1. Verfahren zur Auswertung von Schaltsignalen eines zwischen einem Ruhezustand und einem
Betätigungszustand schaltbaren Signalgebers (2), bei dem der Signalzustand (S1,S1')
in einem ersten Signalpfad (8) sowie der Signalzustand (S2,S2') in einem zweiten Signalpfad
(10) zeitaufgelöst ermittelt und analysiert werden, und bei dem ein von dem Analyseergebnis
abhängiges Ausgabesignal (S3, S3') erzeugt wird, wobei
(a) in einem ersten Betriebszustand ein erstes Ausgabesignal (S3) erzeugt wird, wenn
der erste Signalpfad (8) und der zweite Signalpfad (10) einen dem Ruhezustand entsprechenden
Signalzustand (S1,S2) aufweisen,
(b) in einem zweiten Betriebszustand ein zweites Ausgabesignal (S3') erzeugt wird,
wenn der erste Signalpfad (8) und der zweite Signalpfad (10) einen dem Betätigungszustand
entsprechenden Signalzustand (S1',S2') aufweisen,
(c) ein Wechsel zwischen dem ersten und dem zweiten Betriebszustand nur dann zugelassen
wird, wenn innerhalb einer vorgegebenen Soll-Schaltzeit (ts) ein Wechsel des Signalzustands
(S1,S2,S1',S2') in beiden Signalpfaden (8,10) erfolgt, und
(d) ansonsten eine Fehlermeldung (F) ausgegeben wird.
2. Verfahren nach Anspruch 1, dadurch gekennzeichnet, dass die Soll-Schaltzeit (ts) etwa 20ms beträgt.
3. Verfahren nach Anspruch 1 oder 2, dadurch gekennzeichnet, dass der erste Signalpfad (8) und der zweite Signalpfad (10) zueinander sowohl im ersten
als auch im zweiten Betriebszustand einen inversen Signalzustand (S1,S2;S1',S2') aufweisen.
4. Verfahren nach einem der Ansprüche 1 bis 3,
dadurch gekennzeichnet, dass die Fehlermeldung (F) eine Fehlerartangabe enthält.

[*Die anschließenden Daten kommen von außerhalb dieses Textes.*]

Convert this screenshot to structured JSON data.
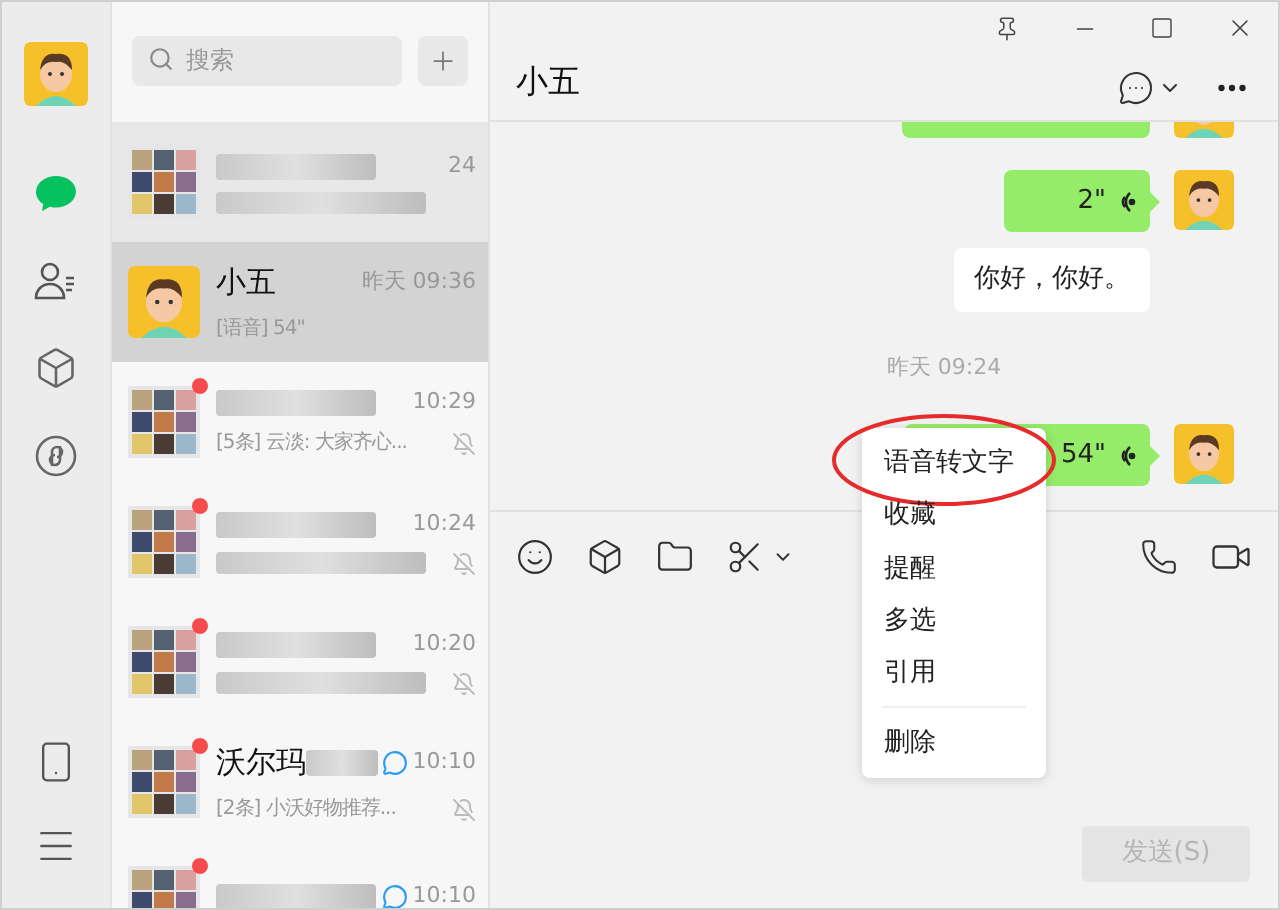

5. Verfahren nach einem der Ansprüche 1 bis 4,
dadurch gekennzeichnet, dass gleichzeitig mit der Fehlermeldung (F) ein Not-Aus-Signal (S3") als Ausgabesignal
erzeugt wird.
6. Vorrichtung (1) zum Erzeugen und Auswerten von Schaltsignalen mit einem zwischen einem
Ruhezustand und einem Betätigungszustand schaltbaren Signalgeber (2), der ausgangsseitig
über einen ersten Signalpfad (8) und einen zweiten Signalpfad (10) mit einer Auswerteeinheit
(9) verbunden ist, wobei die Auswerteeinheit (9) derart ausgelegt ist, dass sie
(a) in einem ersten Betriebszustand ein erstes Ausgabesignal (S3) erzeugt, wenn der
erste Signalpfad (8) und der zweite Signalpfad (10) einen dem Ruhezustand entsprechenden
Signalzustand (S1,S2) aufweisen,
(b) in einem zweiten Betriebszustand einen zweites Ausgabesignal (S3') erzeugt, wenn
der erste Signalpfad (8) und der zweite Signalpfad (10) einen dem Betätigungszustand
entsprechenden Signalzustand (S1',S2') aufweisen,
(c) einen Wechsel zwischen dem ersten und dem zweiten Betriebszustand nur dann vollzieht,
wenn innerhalb einer vorgegebenen Soll-Schaltzeit (ts) ein Wechsel des Signalzustands
(S1,S1';S2,S2') in beiden Signalpfaden (8,10) erfolgt, und
(d) ansonsten eine Fehlermeldung (F) ausgibt.
7. Vorrichtung nach Anspruch 6, dadurch gekennzeichnet, dass der Signalgeber (2) ein Sprungschaltverhalten aufweist.
8. Vorrichtung nach Anspruch 6 oder 7, dadurch gekennzeichnet, dass der Signalgeber (2) nach Art eines Wechselschalters zwischen dem ersten Signalpfad
(8) und dem zweiten Signalpfad (10) schaltet.
9. Vorrichtung nach einem der Ansprüche 6 bis 8, dadurch gekennzeichnet, dass der Signalgeber (2) als Kurzhubtastschalter ausgebildet ist.